As in this case, Mal de Meleda manifests soon after birth with diffuse transgredient palmoplantar hyperkeratosis and erythema that progresses with age (progrediens). Furthermore, hyperkeratotic plaques on elbows and knees, nail dystrophy, perioral erythema, angular cheilitis, digit tapering, hyperhidrosis, microbial superinfections and malodour can be present. Rarely, pseudoainhum and melanoma can occur in affected areas (6, 7). In contrast to other hereditary PPKs, epidermolysis is lacking (5). The first 3 causative mutations were identified in 2001 in the secreted mammalian Ly-6/uPAR-related protein 1 (SLURP-1) gene of which one is a single nucleotide deletion (c82delT) that was also detected in the current patient (8). To date, at least 20 different mutations in the SLURP-1 gene are known to cause Mal de Meleda, and, among others, a novel missense mutation was detected in a 27-year-old Austrian patient of Turkish origin in 2011 (9). SLURP-1 is a regulator of epidermal homeostasis, and its mutation impairs keratinocyte differentiation due to decreased transglutaminase 1, keratin 10, p21 and caspase 3, leading to hyperparakeratosis (10). Furthermore, SLURP-1 controls inflammatory cytokines, such as tumour necrosis factor (TNF)-α, interleukin (IL)-1 or IL-6 (11, 12).
The therapeutic management of hereditary PPKs, recently reviewed by Bodemer et al. (13), aims at symptom relief, as a curative approach is currently not available.

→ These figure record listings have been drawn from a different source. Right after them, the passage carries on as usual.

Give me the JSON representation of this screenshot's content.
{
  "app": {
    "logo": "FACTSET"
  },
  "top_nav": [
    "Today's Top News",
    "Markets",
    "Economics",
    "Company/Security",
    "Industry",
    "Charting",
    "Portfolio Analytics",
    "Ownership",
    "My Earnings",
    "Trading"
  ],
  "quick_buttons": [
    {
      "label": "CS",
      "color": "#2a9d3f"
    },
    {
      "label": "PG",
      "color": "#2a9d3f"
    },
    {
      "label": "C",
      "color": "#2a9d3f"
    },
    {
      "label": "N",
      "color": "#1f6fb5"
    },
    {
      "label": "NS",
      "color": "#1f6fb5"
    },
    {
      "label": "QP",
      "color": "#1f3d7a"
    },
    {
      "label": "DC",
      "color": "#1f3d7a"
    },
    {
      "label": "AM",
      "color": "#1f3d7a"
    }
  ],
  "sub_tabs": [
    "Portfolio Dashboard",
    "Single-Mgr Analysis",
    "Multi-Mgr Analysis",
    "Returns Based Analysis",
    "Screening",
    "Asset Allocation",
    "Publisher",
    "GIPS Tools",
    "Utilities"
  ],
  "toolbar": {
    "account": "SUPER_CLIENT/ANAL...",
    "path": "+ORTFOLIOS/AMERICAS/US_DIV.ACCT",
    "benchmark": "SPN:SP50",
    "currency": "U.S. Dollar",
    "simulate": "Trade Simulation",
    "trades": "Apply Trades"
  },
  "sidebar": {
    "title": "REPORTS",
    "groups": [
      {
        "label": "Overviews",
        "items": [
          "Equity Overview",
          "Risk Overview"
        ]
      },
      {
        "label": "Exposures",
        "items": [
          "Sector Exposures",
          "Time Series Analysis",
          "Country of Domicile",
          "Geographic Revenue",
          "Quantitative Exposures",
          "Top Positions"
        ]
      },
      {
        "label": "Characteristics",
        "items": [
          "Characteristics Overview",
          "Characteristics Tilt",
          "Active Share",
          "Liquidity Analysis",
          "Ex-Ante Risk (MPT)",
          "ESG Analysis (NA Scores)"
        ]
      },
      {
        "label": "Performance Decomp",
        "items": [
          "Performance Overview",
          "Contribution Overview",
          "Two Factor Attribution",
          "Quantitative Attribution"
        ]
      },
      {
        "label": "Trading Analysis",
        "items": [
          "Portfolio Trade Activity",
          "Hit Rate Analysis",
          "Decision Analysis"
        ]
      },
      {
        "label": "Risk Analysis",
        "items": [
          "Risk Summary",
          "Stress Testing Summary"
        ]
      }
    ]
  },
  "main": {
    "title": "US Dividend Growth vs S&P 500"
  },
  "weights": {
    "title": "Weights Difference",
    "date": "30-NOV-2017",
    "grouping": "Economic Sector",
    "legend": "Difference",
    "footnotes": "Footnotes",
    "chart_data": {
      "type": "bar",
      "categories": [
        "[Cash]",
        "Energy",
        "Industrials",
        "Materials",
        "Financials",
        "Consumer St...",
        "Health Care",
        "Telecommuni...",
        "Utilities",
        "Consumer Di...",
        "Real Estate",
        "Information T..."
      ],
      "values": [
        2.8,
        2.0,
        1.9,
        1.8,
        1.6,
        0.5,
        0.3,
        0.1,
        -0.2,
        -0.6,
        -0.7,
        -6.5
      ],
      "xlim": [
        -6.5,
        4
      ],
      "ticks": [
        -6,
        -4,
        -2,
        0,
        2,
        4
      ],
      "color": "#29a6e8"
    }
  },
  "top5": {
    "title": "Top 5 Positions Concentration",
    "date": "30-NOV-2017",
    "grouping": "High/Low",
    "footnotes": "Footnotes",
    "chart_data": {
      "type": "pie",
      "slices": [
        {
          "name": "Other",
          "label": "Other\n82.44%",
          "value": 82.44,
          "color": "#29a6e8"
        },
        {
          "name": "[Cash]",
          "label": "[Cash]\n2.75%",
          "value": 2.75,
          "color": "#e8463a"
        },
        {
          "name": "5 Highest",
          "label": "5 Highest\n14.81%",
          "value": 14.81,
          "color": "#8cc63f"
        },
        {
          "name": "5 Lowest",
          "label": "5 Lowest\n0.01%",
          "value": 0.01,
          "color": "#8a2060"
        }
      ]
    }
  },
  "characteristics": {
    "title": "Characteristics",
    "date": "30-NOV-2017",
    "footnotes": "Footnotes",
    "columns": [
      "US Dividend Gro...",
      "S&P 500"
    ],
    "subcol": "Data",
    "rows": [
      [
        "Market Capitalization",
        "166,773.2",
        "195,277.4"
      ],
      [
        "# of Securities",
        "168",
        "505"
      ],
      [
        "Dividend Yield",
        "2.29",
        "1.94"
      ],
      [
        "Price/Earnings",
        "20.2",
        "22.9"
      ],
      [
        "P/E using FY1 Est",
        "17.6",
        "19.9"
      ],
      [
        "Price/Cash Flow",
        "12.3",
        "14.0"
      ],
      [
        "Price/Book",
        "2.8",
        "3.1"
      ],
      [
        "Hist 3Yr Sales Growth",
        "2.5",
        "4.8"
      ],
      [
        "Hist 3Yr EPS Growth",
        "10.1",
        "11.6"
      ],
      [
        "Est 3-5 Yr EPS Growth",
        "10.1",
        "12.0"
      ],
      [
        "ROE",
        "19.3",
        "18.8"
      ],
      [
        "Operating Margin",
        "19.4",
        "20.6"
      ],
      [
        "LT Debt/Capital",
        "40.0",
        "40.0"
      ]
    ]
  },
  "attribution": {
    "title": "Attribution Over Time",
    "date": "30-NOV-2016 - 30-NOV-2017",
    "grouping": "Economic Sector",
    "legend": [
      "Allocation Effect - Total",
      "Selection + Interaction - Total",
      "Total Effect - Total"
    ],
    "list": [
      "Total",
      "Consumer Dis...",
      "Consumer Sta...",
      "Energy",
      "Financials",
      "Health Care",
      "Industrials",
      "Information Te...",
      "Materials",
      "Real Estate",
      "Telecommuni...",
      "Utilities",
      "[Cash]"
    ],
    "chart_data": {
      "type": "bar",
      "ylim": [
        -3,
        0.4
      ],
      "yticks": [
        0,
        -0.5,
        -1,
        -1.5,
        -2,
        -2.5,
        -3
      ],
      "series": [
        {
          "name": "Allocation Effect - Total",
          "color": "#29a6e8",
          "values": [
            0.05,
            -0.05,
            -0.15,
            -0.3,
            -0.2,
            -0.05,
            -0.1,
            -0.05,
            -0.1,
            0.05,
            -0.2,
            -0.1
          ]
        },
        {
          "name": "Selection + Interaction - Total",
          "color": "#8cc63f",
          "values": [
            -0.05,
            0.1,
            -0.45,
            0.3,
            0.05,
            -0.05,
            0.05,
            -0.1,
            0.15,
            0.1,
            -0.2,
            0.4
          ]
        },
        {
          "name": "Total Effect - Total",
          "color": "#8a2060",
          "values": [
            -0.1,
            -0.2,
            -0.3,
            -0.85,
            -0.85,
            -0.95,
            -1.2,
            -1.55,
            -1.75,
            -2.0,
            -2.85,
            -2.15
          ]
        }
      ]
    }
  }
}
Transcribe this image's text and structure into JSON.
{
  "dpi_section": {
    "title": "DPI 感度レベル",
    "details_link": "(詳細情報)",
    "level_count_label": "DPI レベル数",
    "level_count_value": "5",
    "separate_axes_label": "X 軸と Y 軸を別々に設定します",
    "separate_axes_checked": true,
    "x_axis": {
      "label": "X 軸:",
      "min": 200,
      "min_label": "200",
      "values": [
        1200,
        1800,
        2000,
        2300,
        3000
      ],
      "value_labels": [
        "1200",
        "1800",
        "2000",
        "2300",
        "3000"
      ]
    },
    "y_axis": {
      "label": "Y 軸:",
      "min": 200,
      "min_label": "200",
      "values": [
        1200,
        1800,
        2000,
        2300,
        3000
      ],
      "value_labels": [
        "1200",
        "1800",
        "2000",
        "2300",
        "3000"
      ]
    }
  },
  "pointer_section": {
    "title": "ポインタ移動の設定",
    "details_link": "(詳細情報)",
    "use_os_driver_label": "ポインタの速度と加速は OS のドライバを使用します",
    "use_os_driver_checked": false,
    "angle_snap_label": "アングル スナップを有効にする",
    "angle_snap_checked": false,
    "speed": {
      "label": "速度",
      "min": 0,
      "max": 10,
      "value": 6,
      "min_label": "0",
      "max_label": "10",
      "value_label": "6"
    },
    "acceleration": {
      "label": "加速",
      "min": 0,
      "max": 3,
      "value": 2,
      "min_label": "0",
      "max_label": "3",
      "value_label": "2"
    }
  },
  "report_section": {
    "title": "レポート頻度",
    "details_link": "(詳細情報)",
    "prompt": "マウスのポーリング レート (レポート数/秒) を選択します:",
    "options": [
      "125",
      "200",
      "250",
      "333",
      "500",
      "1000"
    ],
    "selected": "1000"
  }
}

While international therapeutic guidelines are lacking due to the rareness of the disease, common approaches include topical keratolytic, anti-inflammatory and skin care agents, regular mechanical debridement and consequent therapy of bacterial/fungal superinfections (13). Systemic therapy includes oral retinoids, although worsening, especially in epidermolytic PPKs, may occur.
Isotretinoin, acitretin and alitretinoin in doses between 20 and 50 mg/day have been reported efficient after 3–4 months of therapy in PKKs including Mal de Meleda (2, 14, 15); however, with blistering, dryness and skin tenderness or severe diffuse hair loss as side-effects. A retrospective study in 30 patients with another plantar keratoderma (pachyonychia congenita) by Gruber et al. (4) revealed low-dose (< 25 mg/day) acitretin for a longer duration (> 5 months) being more beneficial than higher doses (> 25 mg/day) for a shorter time (≤ 5 months) and more efficient than isotretinoin. Our observation is in agreement with a successful treatment of a less severe PPK (punctate PPK type 1) with low-dose acitretin (10 mg/day) (3). Thus, low-dose (i.e. 10 mg/day) acitretin therapy combined with consequent topical treatment represents an efficient and well tolerated long-term therapeutic approach for Mal de Meleda.
The authors have no conflicts of interest to declare.